Although the book provides a very basic summary of the benefits of real estate investing, some statements make an experienced investor cringe because the authors didn’t explain further.

For example, in the chapter about selling an investment property, the authors say: “If you reach that one-year-and-one-day milestone, certain costs can legally decrease your profit on paper, thus further reducing your tax burden.” What costs are they talking about? I would like to know.

Another example occurs when Alford and Ucmakli attempt to explain Internal Revenue Code 1031 tax-deferred exchanges. They say, “Even more recently, it has become legal to 1031 equity from a property into a tenancy-in-common.” Again, the authors forgot to explain what they mean as they lapse into using real estate lingo in a book for beginners.

Chapter topics include “Honest Advice”; “The Benefits of a Team”; “How to Avoid Getting Crabs”; “Why Real Estate?” “The Purchase Team”; “The Management Team”; “The Sales Team”; “Keeping Your Sense of Humor”; “Deflecting Naysayers and Doomsayers”; and “House of Knowledge.”
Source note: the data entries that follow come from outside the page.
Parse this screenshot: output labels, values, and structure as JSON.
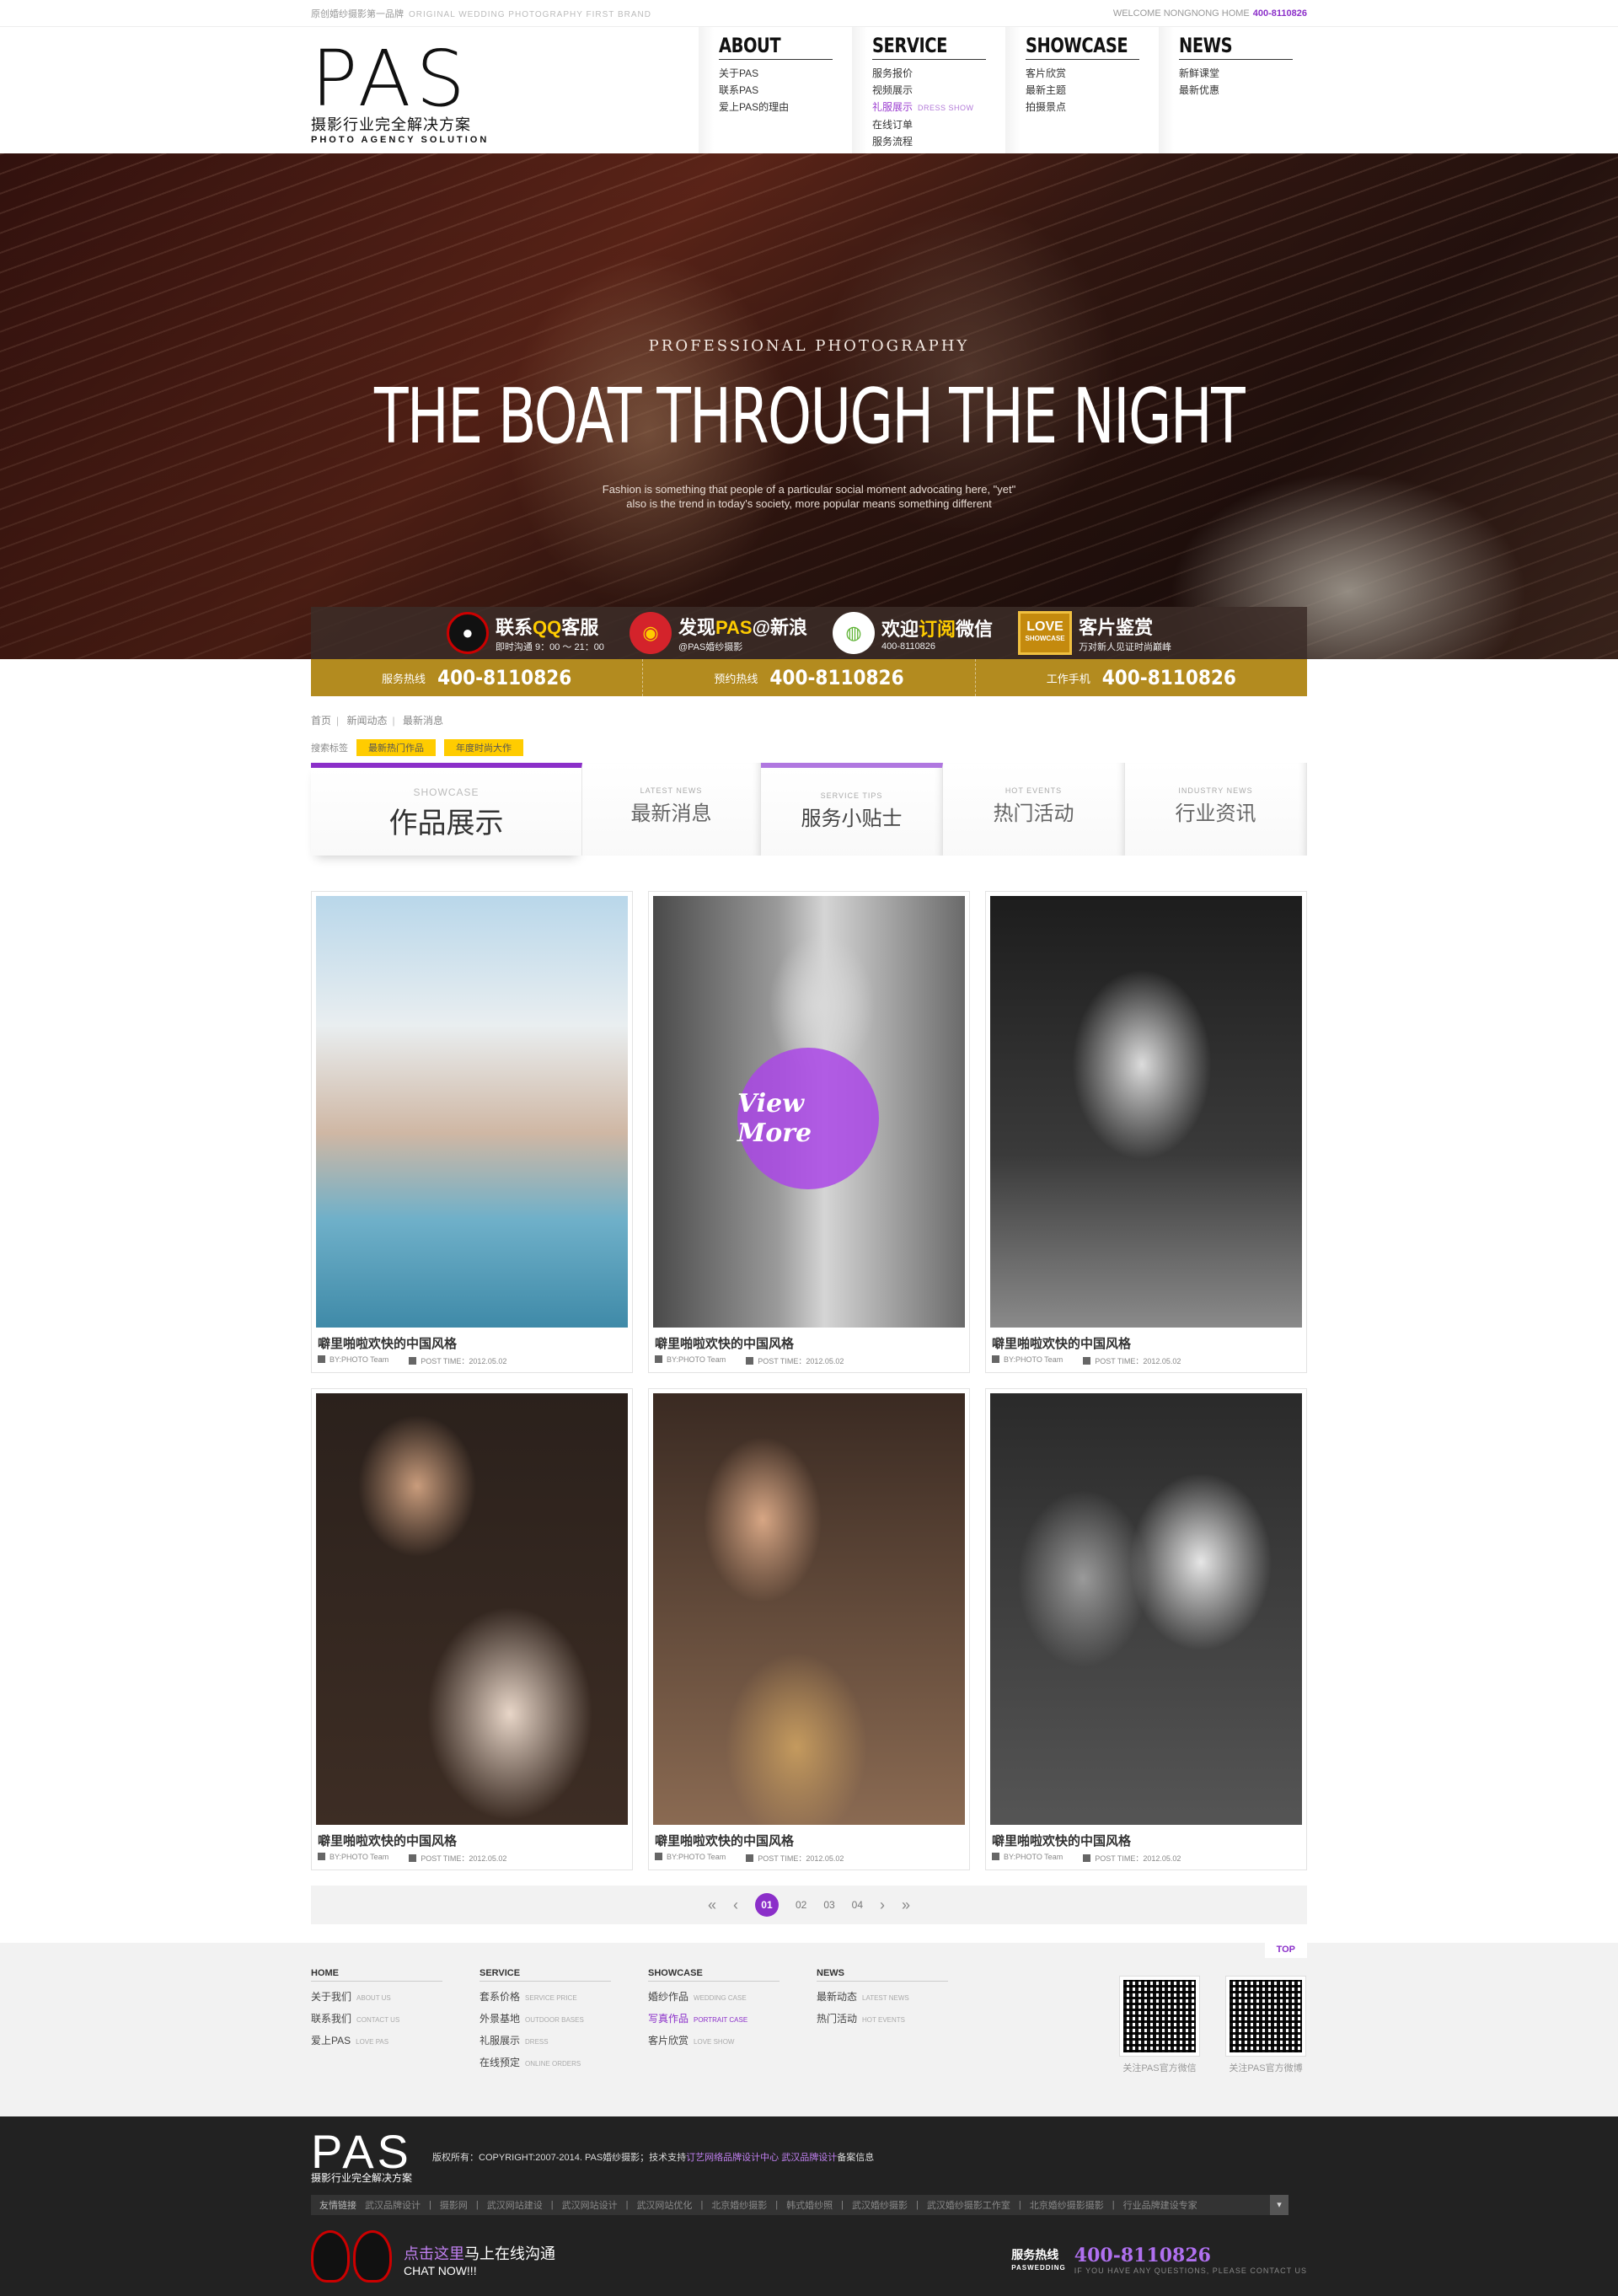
{
  "topbar": {
    "left_cn": "原创婚纱摄影第一品牌",
    "left_en": "ORIGINAL WEDDING PHOTOGRAPHY FIRST BRAND",
    "welcome": "WELCOME NONGNONG HOME",
    "phone": "400-8110826"
  },
  "logo": {
    "name": "PAS",
    "cn": "摄影行业完全解决方案",
    "en": "PHOTO AGENCY SOLUTION"
  },
  "nav": [
    {
      "title": "ABOUT",
      "items": [
        "关于PAS",
        "联系PAS",
        "爱上PAS的理由"
      ]
    },
    {
      "title": "SERVICE",
      "items": [
        "服务报价",
        "视频展示",
        "礼服展示",
        "在线订单",
        "服务流程"
      ],
      "active_en": "DRESS SHOW"
    },
    {
      "title": "SHOWCASE",
      "items": [
        "客片欣赏",
        "最新主题",
        "拍摄景点"
      ]
    },
    {
      "title": "NEWS",
      "items": [
        "新鲜课堂",
        "最新优惠"
      ]
    }
  ],
  "hero": {
    "subtitle": "PROFESSIONAL PHOTOGRAPHY",
    "title": "THE BOAT THROUGH THE NIGHT",
    "desc1": "Fashion is something that people of a particular social moment advocating here, \"yet\"",
    "desc2": "also is the trend in today's society, more popular means something different"
  },
  "services": [
    {
      "title_a": "联系",
      "title_b": "QQ",
      "title_c": "客服",
      "sub": "即时沟通 9：00 ～ 21：00"
    },
    {
      "title_a": "发现",
      "title_b": "PAS",
      "title_c": "@新浪",
      "sub": "@PAS婚纱摄影"
    },
    {
      "title_a": "欢迎",
      "title_b": "订阅",
      "title_c": "微信",
      "sub": "400-8110826"
    },
    {
      "badge": "LOVE",
      "badge_sub": "SHOWCASE",
      "title_a": "客片鉴赏",
      "sub": "万对新人见证时尚巅峰"
    }
  ],
  "hotlines": [
    {
      "label": "服务热线",
      "number": "400-8110826"
    },
    {
      "label": "预约热线",
      "number": "400-8110826"
    },
    {
      "label": "工作手机",
      "number": "400-8110826"
    }
  ],
  "breadcrumb": [
    "首页",
    "新闻动态",
    "最新消息"
  ],
  "search_tags": {
    "label": "搜索标签",
    "tags": [
      "最新热门作品",
      "年度时尚大作"
    ]
  },
  "tabs": [
    {
      "en": "SHOWCASE",
      "cn": "作品展示"
    },
    {
      "en": "LATEST NEWS",
      "cn": "最新消息"
    },
    {
      "en": "SERVICE TIPS",
      "cn": "服务小贴士"
    },
    {
      "en": "HOT EVENTS",
      "cn": "热门活动"
    },
    {
      "en": "INDUSTRY NEWS",
      "cn": "行业资讯"
    }
  ],
  "cards": [
    {
      "title": "噼里啪啦欢快的中国风格",
      "by": "BY:PHOTO Team",
      "time": "POST TIME：2012.05.02"
    },
    {
      "title": "噼里啪啦欢快的中国风格",
      "by": "BY:PHOTO Team",
      "time": "POST TIME：2012.05.02",
      "overlay": "View More"
    },
    {
      "title": "噼里啪啦欢快的中国风格",
      "by": "BY:PHOTO Team",
      "time": "POST TIME：2012.05.02"
    },
    {
      "title": "噼里啪啦欢快的中国风格",
      "by": "BY:PHOTO Team",
      "time": "POST TIME：2012.05.02"
    },
    {
      "title": "噼里啪啦欢快的中国风格",
      "by": "BY:PHOTO Team",
      "time": "POST TIME：2012.05.02"
    },
    {
      "title": "噼里啪啦欢快的中国风格",
      "by": "BY:PHOTO Team",
      "time": "POST TIME：2012.05.02"
    }
  ],
  "pager": {
    "current": "01",
    "pages": [
      "02",
      "03",
      "04"
    ]
  },
  "footer_nav": [
    {
      "title": "HOME",
      "items": [
        [
          "关于我们",
          "ABOUT US"
        ],
        [
          "联系我们",
          "CONTACT US"
        ],
        [
          "爱上PAS",
          "LOVE PAS"
        ]
      ]
    },
    {
      "title": "SERVICE",
      "items": [
        [
          "套系价格",
          "SERVICE PRICE"
        ],
        [
          "外景基地",
          "OUTDOOR BASES"
        ],
        [
          "礼服展示",
          "DRESS"
        ],
        [
          "在线预定",
          "ONLINE ORDERS"
        ]
      ]
    },
    {
      "title": "SHOWCASE",
      "items": [
        [
          "婚纱作品",
          "WEDDING CASE"
        ],
        [
          "写真作品",
          "PORTRAIT CASE"
        ],
        [
          "客片欣赏",
          "LOVE SHOW"
        ]
      ]
    },
    {
      "title": "NEWS",
      "items": [
        [
          "最新动态",
          "LATEST NEWS"
        ],
        [
          "热门活动",
          "HOT EVENTS"
        ]
      ]
    }
  ],
  "top_label": "TOP",
  "qr": [
    "关注PAS官方微信",
    "关注PAS官方微博"
  ],
  "copyright": {
    "a": "版权所有：COPYRIGHT:2007-2014. PAS婚纱摄影；技术支持",
    "b": "订艺网络品牌设计中心",
    "c": "武汉品牌设计",
    "d": "备案信息"
  },
  "friend_links": {
    "label": "友情链接",
    "items": [
      "武汉品牌设计",
      "摄影网",
      "武汉网站建设",
      "武汉网站设计",
      "武汉网站优化",
      "北京婚纱摄影",
      "韩式婚纱照",
      "武汉婚纱摄影",
      "武汉婚纱摄影工作室",
      "北京婚纱摄影摄影",
      "行业品牌建设专家"
    ]
  },
  "chat": {
    "a": "点击这里",
    "b": "马上在线沟通",
    "c": "CHAT NOW!!!"
  },
  "service_line": {
    "label": "服务热线",
    "label_en": "PASWEDDING",
    "number": "400-8110826",
    "note": "IF YOU HAVE ANY QUESTIONS, PLEASE CONTACT US"
  }
}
This should have been a great introductory real estate investment book. Instead, it is very basic, sometimes misleading, lacking in details, and more negative than positive. The authors clearly intended to share their real estate knowledge to inspire readers to invest in real estate, but they barely explained the basics and left out the details. On my scale of one to 10, this disappointing book rates only a five.

“Prepare to Profit: Your Guide To Creating Wealth In Any Real Estate Market,” by Sheri Alford and Dr. Ahmet Ucmakli (Tam Tam Press, Murrieta, Calif.), 2007, $15.95, 202 pages; available in stock or by special order at local bookstores, public libraries and www.Amazon.com.